Among the many teens that pass Nicks’ frame, the main subject and chosen protagonist is Denilson Garibo, an outspoken Latino student director who represents tens of thousands of youths in the Oakland district alongside fellow leader Mica Smith-Dahl. They sit on the adult board to voice the majority’s demands: no policing on campus and more resources to guide marginalized members of the community to higher education. Garibo’s power of persuasion and resolute progressive activism calls to mind Steven Garza, the hero in last year’s doc Boys State about young men in Texas putting the electoral system to the test in a simulacrum of bipartisanship. Paired, these two works on politically minded adolescents act as a double feature balancing out despair and hope about the future leaders of this country. In Homeroom, however, the outcomes of their advocacy aren’t hypothetical.
Nicks and cinematographer Sean Havey operate in a strictly observational but kinetic mode here. There are no interviews and there’s no informational text, only the vibrant cacophony of kids interacting; one minute, we’re watching two boys casually discuss gentrification, the next the film is jumping to more quotidian footage of hallways and cafeterias. Instagram and TikTok videos, inextricable components of modern teen life, are interspersed throughout in all their vertical glory to further a sense of community beyond the school walls. These choreographed dances or inconsequential posts fit the scattered visual grammar of the movie. While Homeroom is far more contained in length and scope than a Frederick Wiseman opus, the way editors Rebecca Adorno and Kristina Motwani construct a narrative from a seemingly free-flowing assembly produces a similarly immersive viewing experience, as if one was wandering the school shrouded in an invisibility cloak.

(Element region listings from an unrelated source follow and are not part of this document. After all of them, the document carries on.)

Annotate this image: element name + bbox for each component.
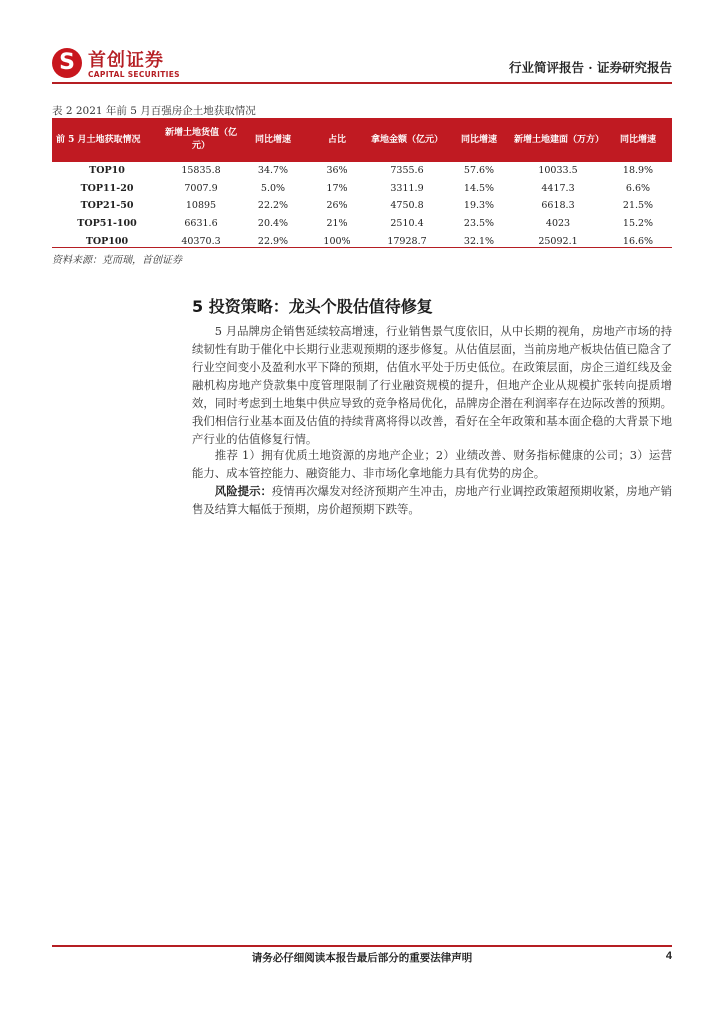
table-row	[52, 215, 672, 233]
table-cell: 22.2%	[257, 200, 289, 212]
page-header	[0, 0, 724, 90]
table-cell: 22.9%	[257, 235, 289, 247]
table-cell: 19.3%	[463, 200, 495, 212]
legal-notice: 请务必仔细阅读本报告最后部分的重要法律声明	[251, 952, 473, 964]
col-header: 前 5 月土地获取情况	[52, 118, 162, 162]
strategy-paragraph: 5 月品牌房企销售延续较高增速，行业销售景气度依旧，从中长期的视角，房地产市场的持续韧性有助于催化中长期行业悲观预期的逐步修复。从估值层面，当前房地产板块估值已隐含了行业空间变小及盈利水平下降的预期，估值水平处于历史低位。在政策层面，房企三道红线及金融机构房地产贷款集中度管理限制了行业融资规模的提升，但地产企业从规模扩张转向提质增效，同时考虑到土地集中供应导致的竞争格局优化，品牌房企潜在利润率存在边际改善的预期。我们相信行业基本面及估值的持续背离将得以改善，看好在全年政策和基本面企稳的大背景下地产行业的估值修复行情。	[192, 324, 672, 446]
table-cell: 15835.8	[181, 165, 221, 177]
table-cell: 20.4%	[257, 218, 289, 230]
risk-text: 疫情再次爆发对经济预期产生冲击，房地产行业调控政策超预期收紧，房地产销售及结算大幅低于预期，房价超预期下跌等。	[192, 484, 672, 516]
table-cell: TOP51-100	[77, 218, 137, 230]
table-cell: 15.2%	[622, 218, 654, 230]
recommendation-paragraph: 推荐 1）拥有优质土地资源的房地产企业；2）业绩改善、财务指标健康的公司；3）运营能力、成本管控能力、融资能力、非市场化拿地能力具有优势的房企。	[192, 448, 672, 480]
company-logo	[52, 48, 192, 82]
footer-divider	[52, 945, 672, 947]
header-divider	[52, 82, 672, 84]
table-cell: 10033.5	[538, 165, 578, 177]
col-header: 新增土地货值（亿元）	[162, 118, 240, 162]
col-header: 新增土地建面（万方）	[512, 118, 604, 162]
table-cell: 34.7%	[257, 165, 289, 177]
table-cell: 36%	[326, 165, 348, 177]
table-cell: 21.5%	[622, 200, 654, 212]
logo-english-name: CAPITAL SECURITIES	[88, 70, 180, 79]
table-source: 资料来源：克而瑞，首创证券	[52, 255, 182, 266]
table-cell: 6631.6	[184, 218, 218, 230]
table-cell: 100%	[323, 235, 351, 247]
table-cell: TOP21-50	[80, 200, 134, 212]
table-cell: 18.9%	[622, 165, 654, 177]
table-cell: 3311.9	[390, 182, 424, 194]
page-number: 4	[665, 950, 672, 962]
table-cell: 17928.7	[387, 235, 427, 247]
risk-label: 风险提示：	[214, 484, 272, 498]
table-cell: 6618.3	[541, 200, 575, 212]
table-cell: 25092.1	[538, 235, 578, 247]
table-cell: 6.6%	[625, 182, 651, 194]
table-cell: 2510.4	[390, 218, 424, 230]
col-header: 同比增速	[240, 118, 306, 162]
table-cell: 14.5%	[463, 182, 495, 194]
logo-chinese-name: 首创证券	[88, 50, 164, 71]
table-cell: 16.6%	[622, 235, 654, 247]
col-header: 占比	[306, 118, 368, 162]
table-cell: TOP100	[85, 235, 129, 247]
risk-paragraph	[192, 482, 672, 518]
table-cell: 4023	[545, 218, 571, 230]
table-cell: 7007.9	[184, 182, 218, 194]
table-row	[52, 197, 672, 215]
table-cell: 21%	[326, 218, 348, 230]
table-row	[52, 162, 672, 180]
table-cell: 4417.3	[541, 182, 575, 194]
logo-s-icon: S	[52, 48, 82, 78]
table-cell: 17%	[326, 182, 348, 194]
col-header: 拿地金额（亿元）	[368, 118, 446, 162]
table-header-row	[52, 118, 672, 162]
table-cell: 5.0%	[260, 182, 286, 194]
table-cell: 40370.3	[181, 235, 221, 247]
section-title: 5 投资策略：龙头个股估值待修复	[192, 297, 433, 316]
table-cell: 57.6%	[463, 165, 495, 177]
table-cell: 4750.8	[390, 200, 424, 212]
table-title: 表 2 2021 年前 5 月百强房企土地获取情况	[52, 105, 256, 117]
land-acquisition-table	[52, 118, 672, 250]
table-cell: 7355.6	[390, 165, 424, 177]
table-cell: TOP11-20	[80, 182, 134, 194]
col-header: 同比增速	[446, 118, 512, 162]
col-header: 同比增速	[604, 118, 672, 162]
table-row	[52, 180, 672, 198]
table-bottom-rule	[52, 247, 672, 248]
table-cell: 32.1%	[463, 235, 495, 247]
table-cell: TOP10	[89, 165, 125, 177]
report-type: 行业简评报告 · 证券研究报告	[508, 60, 672, 75]
table-cell: 26%	[326, 200, 348, 212]
table-cell: 23.5%	[463, 218, 495, 230]
table-cell: 10895	[185, 200, 217, 212]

As spontaneous as the filmmaking appears, Nicks organizes Homeroom around the public sessions where Garibo and Smith-Dahl clash with adults in power unwilling to consider a future without law enforcement in its current form. Divisions of generation, class, and race (the majority of the student body are people of color) are repeatedly verbalized. When an officer attempts to mount some “not all police” copaganda, a young Black woman schools him on how triggering their mere presence is for a lot of students. Homeroom reaches its emotional peak when Garibo brings up his own immigration status and his undocumented family’s vulnerable position. With the threat of homeland security present at public demonstrations, he’s conflicted on how much to personally risk in order to support the cause.
Two thirds in, school closures and lockdowns force the film to transition to zoom meetings and even more social media content. Watching the final days of perceived normalcy from our vantage point, a year and a half into this new reality, feels foreboding. The loss of a conventionally eventful senior year, of the school production of In The Heights that never came to pass, of caps and gowns worn in isolation inside living rooms and backyards, of goodbye hugs not given and celebrations not enjoyed, weighs heavily on the final act. But what’s more encouraging is that Nicks captured a diverse group of people in the early days of their society-changing endeavors—all of whom, at their young age, already grasp the intersectional nature of their plight.
Nevertheless, since the focus is on the leaders of their movement, the voice of those who don’t have nearly as much figured out yet seems missing. Seldom are students less familiar with the dynamics of school government active participants. One not-exactly-prominent exception is a Mexican-American young man who relies on spoken word poetry, written in English and Spanish, to address personal hardship and the invaluable power of acquired knowledge. Avoiding paternalistic judgment, Nicks makes no efforts to sanitize the reality of underage drinking and any other activities that, in the eyes of adversaries, could delegitimize Garibo and company’s efforts. Neither does he show their parents or teachers outside of a few background cameos—a choice that grants the students an autonomy, at least on screen. With Homeroom, he’s made a galvanizing portrait of how Americans inching closer to adulthood navigate a reality in perpetual distress, asserting their agency and fighting with the might of their well informed convictions and digital interconnectivity.